Back to the show at hand... in Tosh’s apartment, which has been radically refurbished (either that or she’s just moved), where she’s running around to "One Of These Mornings" by Moby (Tosh listens to Moby?) drinking coffee and eating toast right out of the toaster and carefully doing her makeup. She’s making herself up to impress somebody and gives an excited anticipatory look at the mirror before skipping out of the apartment. As she leaves, the camera pans down on a calendar with the date circled in red. Personally, I think Tosh is far more excited than I would be about the fact her period’s due but that’s just me.

So, it’s Friday 20th of something or other in that century known as the 21st and Gwen is holding up a photo of Tommy in full military regalia and asking Jack who he is. Because no one mentioned him before despite the fact that he’s such an important part of Tosh’s life and they presumably defrosted him last year. Hang on, Gwen the self-absorbed not noticing something like that? Ok, that I buy.

Jack exposits to the audience a.k.a “Gwen” that “Thomas Reginald Brockless” (“Tommy” interjects Ianto) is 24 years old (“Sort of” interjects Ianto) and can I just note how much confidence Ianto has now that he’s getting laid? That might explain the comfy belly he’s growing. Oh hell, I’m the last person to criticise someone for chubby. But at least all my fat gives my body somewhere to store my alcohol. Ok, re-reading that sentence, it’s kind of gross. Forget I said it. No, really.

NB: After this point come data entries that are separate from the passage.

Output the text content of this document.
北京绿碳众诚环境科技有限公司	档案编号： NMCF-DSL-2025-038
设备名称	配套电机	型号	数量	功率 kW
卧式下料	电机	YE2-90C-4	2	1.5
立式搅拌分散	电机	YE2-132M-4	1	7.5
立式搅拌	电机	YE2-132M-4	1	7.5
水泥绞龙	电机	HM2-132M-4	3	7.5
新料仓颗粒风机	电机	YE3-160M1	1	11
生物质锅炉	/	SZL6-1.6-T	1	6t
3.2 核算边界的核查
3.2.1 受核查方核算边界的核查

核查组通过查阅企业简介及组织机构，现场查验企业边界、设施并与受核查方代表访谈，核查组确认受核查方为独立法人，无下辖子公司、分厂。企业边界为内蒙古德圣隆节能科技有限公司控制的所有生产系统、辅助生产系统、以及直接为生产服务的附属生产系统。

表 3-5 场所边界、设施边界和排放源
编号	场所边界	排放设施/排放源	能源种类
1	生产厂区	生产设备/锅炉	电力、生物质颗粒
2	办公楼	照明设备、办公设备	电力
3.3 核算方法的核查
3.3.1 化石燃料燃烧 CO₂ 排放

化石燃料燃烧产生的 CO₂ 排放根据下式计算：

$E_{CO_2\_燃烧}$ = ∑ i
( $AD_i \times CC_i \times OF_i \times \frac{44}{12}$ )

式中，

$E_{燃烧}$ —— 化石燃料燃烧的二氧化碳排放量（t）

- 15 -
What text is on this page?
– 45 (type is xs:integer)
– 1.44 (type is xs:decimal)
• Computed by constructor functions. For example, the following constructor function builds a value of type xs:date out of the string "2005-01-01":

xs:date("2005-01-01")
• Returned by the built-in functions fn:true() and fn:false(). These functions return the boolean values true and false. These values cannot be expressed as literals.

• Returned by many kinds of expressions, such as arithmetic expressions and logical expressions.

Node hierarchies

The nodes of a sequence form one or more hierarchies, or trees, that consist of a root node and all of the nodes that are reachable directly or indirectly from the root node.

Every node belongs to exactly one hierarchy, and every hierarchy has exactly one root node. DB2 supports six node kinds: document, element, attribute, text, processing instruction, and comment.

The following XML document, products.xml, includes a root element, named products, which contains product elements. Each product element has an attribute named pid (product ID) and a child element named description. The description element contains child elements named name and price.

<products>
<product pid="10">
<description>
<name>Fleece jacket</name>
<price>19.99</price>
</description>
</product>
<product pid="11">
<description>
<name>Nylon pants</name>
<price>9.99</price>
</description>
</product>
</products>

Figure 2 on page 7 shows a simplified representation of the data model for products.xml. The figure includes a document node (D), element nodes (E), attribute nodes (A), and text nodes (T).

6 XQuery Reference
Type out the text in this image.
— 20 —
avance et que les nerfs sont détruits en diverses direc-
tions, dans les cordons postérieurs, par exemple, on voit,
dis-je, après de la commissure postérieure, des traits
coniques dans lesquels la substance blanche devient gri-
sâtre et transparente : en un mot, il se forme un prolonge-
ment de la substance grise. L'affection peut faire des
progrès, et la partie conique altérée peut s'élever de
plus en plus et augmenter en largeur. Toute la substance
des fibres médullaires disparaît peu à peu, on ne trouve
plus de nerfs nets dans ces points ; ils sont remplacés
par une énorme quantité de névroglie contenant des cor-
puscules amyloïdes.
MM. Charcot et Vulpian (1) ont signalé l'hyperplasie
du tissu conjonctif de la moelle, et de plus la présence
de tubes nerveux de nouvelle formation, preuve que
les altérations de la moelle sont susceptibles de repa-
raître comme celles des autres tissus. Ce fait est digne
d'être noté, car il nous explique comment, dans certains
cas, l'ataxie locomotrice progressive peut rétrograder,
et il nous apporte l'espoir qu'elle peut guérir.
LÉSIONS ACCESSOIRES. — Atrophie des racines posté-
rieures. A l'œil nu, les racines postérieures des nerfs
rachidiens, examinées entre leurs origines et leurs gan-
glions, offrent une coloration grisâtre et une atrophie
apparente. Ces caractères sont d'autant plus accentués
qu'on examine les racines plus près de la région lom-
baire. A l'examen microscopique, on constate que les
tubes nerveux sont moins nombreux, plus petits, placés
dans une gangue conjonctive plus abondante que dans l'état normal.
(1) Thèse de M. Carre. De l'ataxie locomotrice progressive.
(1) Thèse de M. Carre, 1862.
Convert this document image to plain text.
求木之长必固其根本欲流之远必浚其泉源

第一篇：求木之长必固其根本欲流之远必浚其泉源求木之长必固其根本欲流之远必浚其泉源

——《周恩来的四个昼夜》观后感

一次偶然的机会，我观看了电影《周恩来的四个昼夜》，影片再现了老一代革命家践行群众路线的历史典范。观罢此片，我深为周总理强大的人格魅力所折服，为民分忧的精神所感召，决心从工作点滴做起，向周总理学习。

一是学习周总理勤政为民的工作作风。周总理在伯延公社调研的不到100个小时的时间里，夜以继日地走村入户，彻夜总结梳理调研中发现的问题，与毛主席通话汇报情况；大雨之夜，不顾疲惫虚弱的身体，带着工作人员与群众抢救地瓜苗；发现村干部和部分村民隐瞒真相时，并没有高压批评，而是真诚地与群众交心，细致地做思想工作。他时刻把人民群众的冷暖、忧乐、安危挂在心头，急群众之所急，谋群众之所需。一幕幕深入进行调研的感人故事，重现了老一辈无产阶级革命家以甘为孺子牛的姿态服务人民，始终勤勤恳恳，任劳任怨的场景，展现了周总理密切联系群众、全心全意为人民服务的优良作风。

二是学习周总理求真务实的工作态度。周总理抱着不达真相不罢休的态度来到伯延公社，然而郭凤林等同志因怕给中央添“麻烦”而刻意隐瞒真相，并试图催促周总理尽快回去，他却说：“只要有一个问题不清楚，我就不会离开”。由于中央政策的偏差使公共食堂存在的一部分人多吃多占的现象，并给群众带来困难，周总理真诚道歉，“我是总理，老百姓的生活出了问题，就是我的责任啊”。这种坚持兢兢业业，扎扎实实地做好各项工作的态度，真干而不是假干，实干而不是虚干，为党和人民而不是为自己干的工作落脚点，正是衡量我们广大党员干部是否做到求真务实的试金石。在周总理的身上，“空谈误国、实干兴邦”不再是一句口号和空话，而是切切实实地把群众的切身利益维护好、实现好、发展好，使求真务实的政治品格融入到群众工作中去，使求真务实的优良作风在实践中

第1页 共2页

So, Tommy is 24 or 114 because he was born in 1894 and he’s been cryogenically-frozen since 1918 (a technology that Torchwood never bothered to share apparently) and they have to wake him up every year to give him a medical check-up and considering the number of people frozen successfully in the Torchwood alien cryo chambers for much longer than that that makes no sense but what the hell and oops, spoiler. It’s taken me so long to write these recaps it’s possible I’ve already seen the entire season.

In the “autopsy” “room”, Owen is preparing to revive the PopsicleCutie and teasing Tosh because she’s wearing a dress (except it’s not a dress but just a long shirt), Ianto is taking photographs and everyone’s explaining that the annual medical check up is a transparent plot device to forge an emotional attachment between Tommy and one of the characters so that we supposedly care when...I mean, they have to “make sure he still works because they’re going to need him someday”. Then the writer totally undermines this premise by having Tommy go into cardiac arrest on being revived and having to be shot with adrenalin and hit with the Packer Whackers. If it’s that traumatic coming out of stasis and they really do “need him someday”, as if they’d take that kind of risk every 12 months for the last 90 years.

Still, he looks good with his shirt off, punches Owen and only calms down when he recognises Tosh so, hell, he’s my favourite character already. “I could murder a cup of tea,” says Tommy and, while Tosh is looking at him somewhat adoringly, everyone swivels round to look at Ianto whose face falls as he finally gets the hint and trudges off to the more domestic part of his duties.
In the Briefing Room of Watery Walls...or is it? I don’t know, it’s so hard to tell these days. Either the set designer’s getting bored and re-arranging things or the Hub really is built using Tardis technology, in which case for all we know they’re simultaneously sitting both in Wales and Raxacoricofallapatorius. No, they just must have turned the water feature off or something ‘cause I see the nicely-lined up glasses. You really don’t care, do you? You just want to see Tosh and Tommy getting it on, don’t you? Bloody Torchwood voyeurs. Fine.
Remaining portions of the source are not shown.